Intel's has a new architecture called Kaby Lake, so read CPUs very carefully. Matter of fact over at PCPartPicker it will give you an error if 2 things aren't compatable. If you want to upgrade your future system that's prebuilt, it's best to list out your components there (as in rebuild your system) then swap out the things you want and it should show a message that the parts are incomparable, and then trial-and-error from there.
Now, referring back to the computer you listed, well... lemme explain:
"Plug and Play" is a term I haven't seen used before. Typically a prebuilt is already a "plug and play" because the system is prebuilt, where all the drivers and hardware are installed, thus Windows (OS) is already installed. When I got my computer, I just plugged everything in and it worked, not even needing to install drivers.
I don't know how much you trust the site/seller, but the site/seller seems shady to me, for a few reasons
It lists out many brands of components, like how the memory isn't specifically Corsair, the seller labels it as "16 GB (Patriot, Kingston, Geil, Corsair) DDR3 1600 MHZ". Usually on other prebuilts, it either specifically states a brand or lets you customize which brand (which this site seems shady enough).

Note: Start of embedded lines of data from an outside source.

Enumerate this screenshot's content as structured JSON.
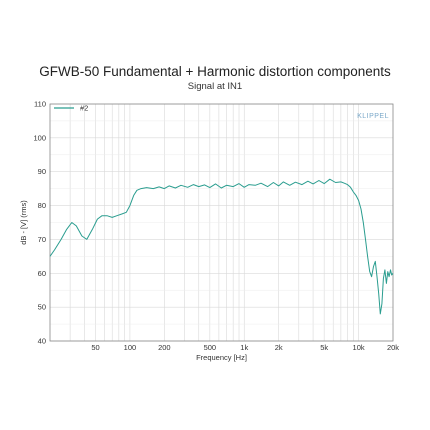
{
  "chart_data": {
    "type": "line",
    "title": "GFWB-50 Fundamental + Harmonic distortion components",
    "subtitle": "Signal at IN1",
    "xlabel": "Frequency [Hz]",
    "ylabel": "dB - [V] (rms)",
    "xscale": "log",
    "xlim": [
      20,
      20000
    ],
    "ylim": [
      40,
      110
    ],
    "x_tick_labels": [
      "50",
      "100",
      "200",
      "500",
      "1k",
      "2k",
      "5k",
      "10k",
      "20k"
    ],
    "x_ticks": [
      50,
      100,
      200,
      500,
      1000,
      2000,
      5000,
      10000,
      20000
    ],
    "y_ticks": [
      40,
      50,
      60,
      70,
      80,
      90,
      100,
      110
    ],
    "grid": true,
    "legend_position": "top-left",
    "watermark": "KLIPPEL",
    "series": [
      {
        "name": "#2",
        "color": "#2a9d8f",
        "x": [
          20,
          22,
          25,
          28,
          31,
          34,
          38,
          42,
          47,
          52,
          57,
          63,
          70,
          77,
          85,
          93,
          100,
          108,
          115,
          125,
          140,
          160,
          180,
          200,
          220,
          250,
          280,
          320,
          360,
          400,
          450,
          500,
          560,
          630,
          700,
          800,
          900,
          1000,
          1100,
          1250,
          1400,
          1600,
          1800,
          2000,
          2200,
          2500,
          2800,
          3200,
          3600,
          4000,
          4500,
          5000,
          5600,
          6300,
          7000,
          7500,
          8000,
          8500,
          9000,
          9500,
          10000,
          10500,
          11000,
          11500,
          12000,
          12500,
          13000,
          13500,
          14000,
          14500,
          15000,
          15500,
          16000,
          16500,
          17000,
          17500,
          18000,
          18500,
          19000,
          19500,
          20000
        ],
        "values": [
          65,
          67,
          70,
          73,
          75,
          74,
          71,
          70,
          73,
          76,
          77,
          77,
          76.5,
          77,
          77.5,
          78,
          80,
          83,
          84.5,
          85,
          85.3,
          85,
          85.5,
          85,
          85.8,
          85.2,
          86,
          85.4,
          86.2,
          85.6,
          86.1,
          85.3,
          86.4,
          85.2,
          86,
          85.6,
          86.5,
          85.4,
          86.2,
          86,
          86.6,
          85.6,
          86.8,
          85.8,
          87,
          86,
          86.9,
          86.2,
          87.2,
          86.4,
          87.4,
          86.5,
          87.8,
          86.8,
          87,
          86.6,
          86.2,
          85.4,
          84,
          83,
          81.5,
          79,
          75,
          70,
          65,
          60.5,
          59,
          62,
          63.5,
          59,
          54,
          48,
          51,
          58.5,
          61,
          57,
          60.5,
          59,
          61,
          59.5,
          60
        ]
      }
    ]
  }
}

I googled each of the components (with certain parts, since reason 1 above lists out many brands, I picked 1) and I totaled it up to $1085, when the PC is being sold at $1038. Add in some margin of error and that's a slim line of profit on behalf of the seller, where it's only $100-$200 profit.
Personally, I'd stick to CyberPowerPC or Digital Storm since they have reputations and also don't sell on uncommon sites. Like I said above, if you use Bonanza a lot, then that foreknowledge is resting on you.
Below I've listed out some equavalent builds from CyberPowerPC and Digital Storm. From the looks of your criteria, 2 things seem prominent: You want a 1060/1070 but at around a $1000 price point. If you are dead set at the $1000 price point, then stick with the 1060, because the 1070 would be half budget. If you have leeway, then the 1070 might bump you up a few hundred to around the $1400 range.
1060 at $1000
1060, slightly worse cpu, but at $900
1060, 16gb or RAM rather than 8gb (what the first 2 had) at $1300
1070 at $1500
That's kinda the start, but check out more at the link just below to see other configs and other setups if you wanna see more:
Then hold off for some more people to give some advice because someone might find a better offer or bring new light to the situation.